Sagara berjalan masuk tanpa berbicara apapun dan dengan Ekspresi serius dan penuh wibawa Sagara menatap satu persatu wajah yang ada diruang itu.


tatapan yang dingin itu berhenti tepat di salah satu wajah manejer yang familiar baginya.


"heh!!" sangat menyeringai tipis.


Setelah memukul meja itu Sagara dengan nada dingin berbicara kepada mereka semua.


"Do you know what's wrong with you here!?" ucap Sagara dalam berbahasa Inggris.


DEG..!!


mereka semua diam membisu, tidak ada yang berani membuka suara mereka.

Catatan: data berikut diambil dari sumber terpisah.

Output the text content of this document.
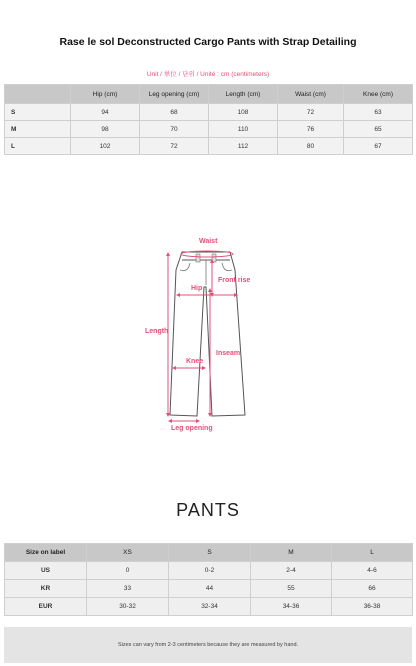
Rase le sol Deconstructed Cargo Pants with Strap Detailing
Unit / 単位 / 단위 / Unité : cm (centimeters)
	Hip (cm)	Leg opening (cm)	Length (cm)	Waist (cm)	Knee (cm)
S	94	68	108	72	63
M	98	70	110	76	65
L	102	72	112	80	67
Waist
Front rise
Hip
Length
Inseam
Knee
Leg opening
PANTS
Size on label	XS	S	M	L
US	0	0-2	2-4	4-6
KR	33	44	55	66
EUR	30-32	32-34	34-36	36-38
Sizes can vary from 2-3 centimeters because they are measured by hand.
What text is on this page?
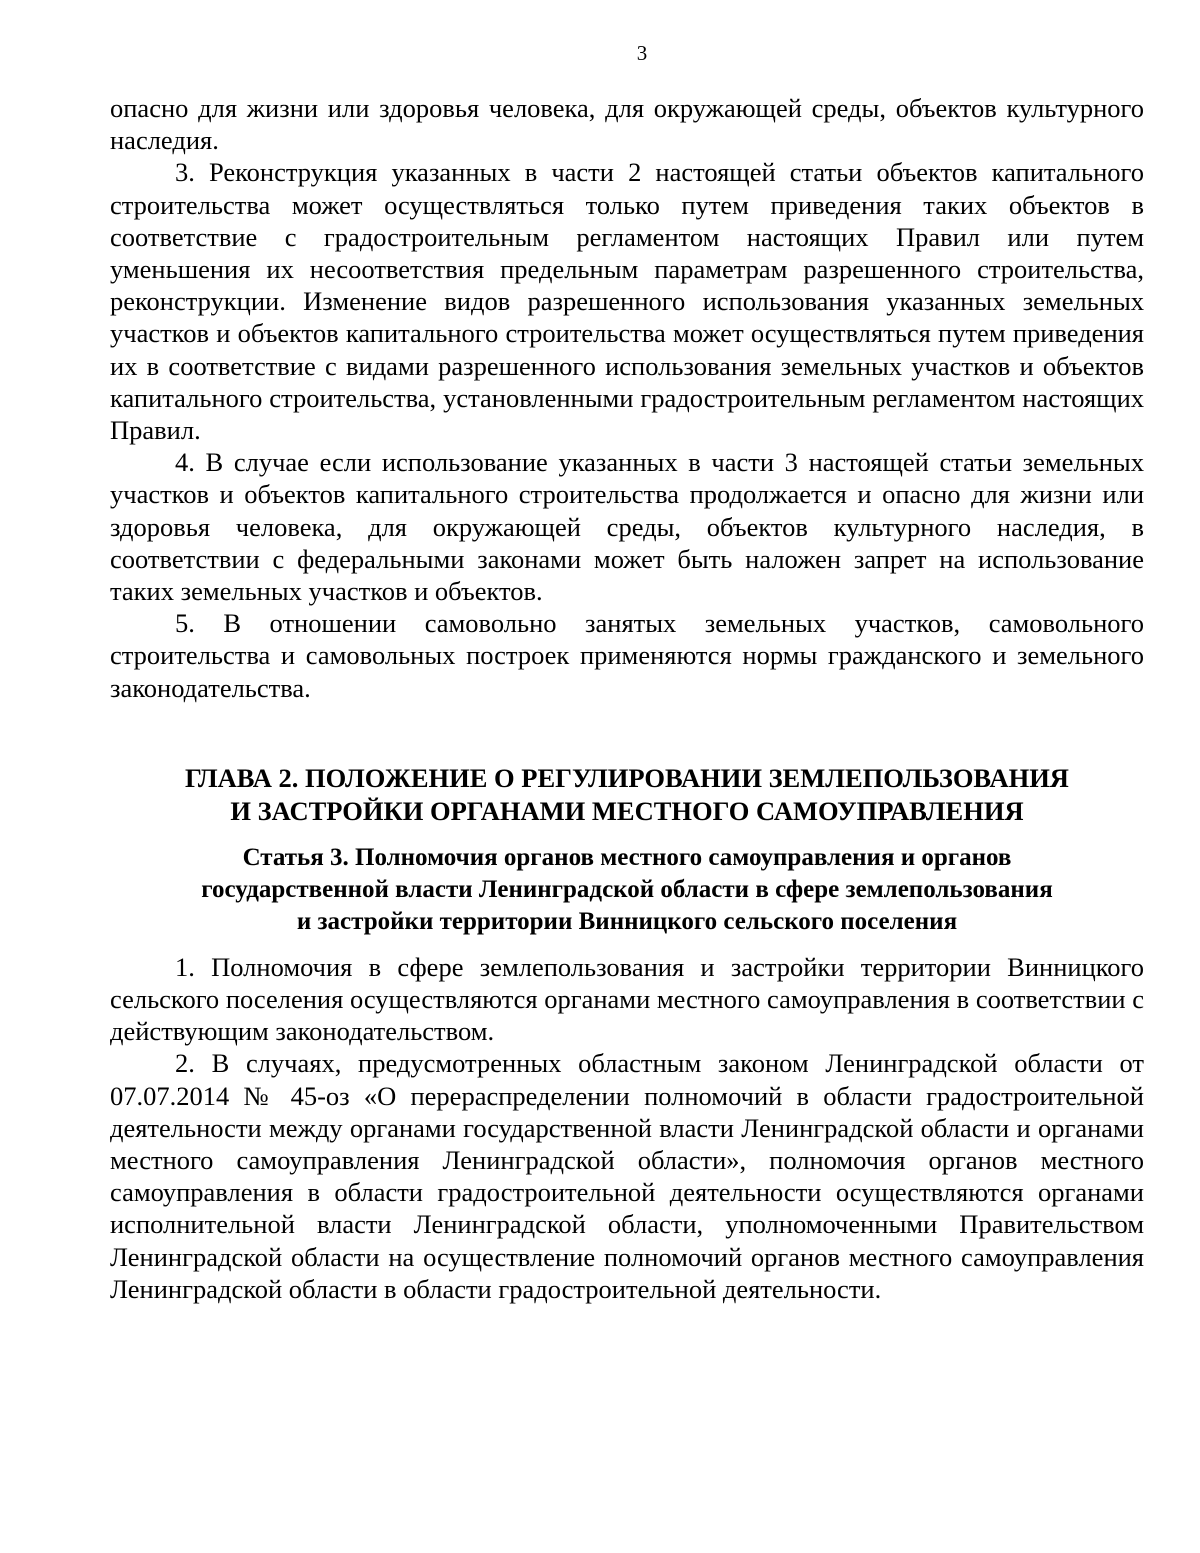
3

опасно для жизни или здоровья человека, для окружающей среды, объектов культурного наследия.

3. Реконструкция указанных в части 2 настоящей статьи объектов капитального строительства может осуществляться только путем приведения таких объектов в соответствие с градостроительным регламентом настоящих Правил или путем уменьшения их несоответствия предельным параметрам разрешенного строительства, реконструкции. Изменение видов разрешенного использования указанных земельных участков и объектов капитального строительства может осуществляться путем приведения их в соответствие с видами разрешенного использования земельных участков и объектов капитального строительства, установленными градостроительным регламентом настоящих Правил.

4. В случае если использование указанных в части 3 настоящей статьи земельных участков и объектов капитального строительства продолжается и опасно для жизни или здоровья человека, для окружающей среды, объектов культурного наследия, в соответствии с федеральными законами может быть наложен запрет на использование таких земельных участков и объектов.

5. В отношении самовольно занятых земельных участков, самовольного строительства и самовольных построек применяются нормы гражданского и земельного законодательства.

ГЛАВА 2. ПОЛОЖЕНИЕ О РЕГУЛИРОВАНИИ ЗЕМЛЕПОЛЬЗОВАНИЯ
И ЗАСТРОЙКИ ОРГАНАМИ МЕСТНОГО САМОУПРАВЛЕНИЯ
Статья 3. Полномочия органов местного самоуправления и органов
государственной власти Ленинградской области в сфере землепользования
и застройки территории Винницкого сельского поселения

1. Полномочия в сфере землепользования и застройки территории Винницкого сельского поселения осуществляются органами местного самоуправления в соответствии с действующим законодательством.

2. В случаях, предусмотренных областным законом Ленинградской области от 07.07.2014 № 45-оз «О перераспределении полномочий в области градостроительной деятельности между органами государственной власти Ленинградской области и органами местного самоуправления Ленинградской области», полномочия органов местного самоуправления в области градостроительной деятельности осуществляются органами исполнительной власти Ленинградской области, уполномоченными Правительством Ленинградской области на осуществление полномочий органов местного самоуправления Ленинградской области в области градостроительной деятельности.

"kenapa kalian diam?!, saya dengar sebelum saya memasuki ruangan ini kalian masih berani berbicara lalu ada apa dengan situasi ini !!!?" ucap Sagara lagi masih dengan sikapnya yang dingin.


"dalam hitungan tiga detik jika kalian tidak mau menjelaskan padaku apa yang telah terjadi diperusahaan ini...!!" tatap murka Sagara.


"dan tentunya hal yang tidak saya ketahui diperusahaan ini!!" desis Sagara, ancaman itu membuat mereka semakin pucat pasi dan tidak bisa menahan rasa takut kepada Sagara.


"satu!!!" Sagara mulai menghitung dan itu berarti sebentar lagi mereka semua pasti dalam masalah besar.


"dua!!!" tatap Sagara semakin tajam kepada mereka.


"jadi kalian sama sekali tidak ingin mengatakan apapun!!" desis Sagara.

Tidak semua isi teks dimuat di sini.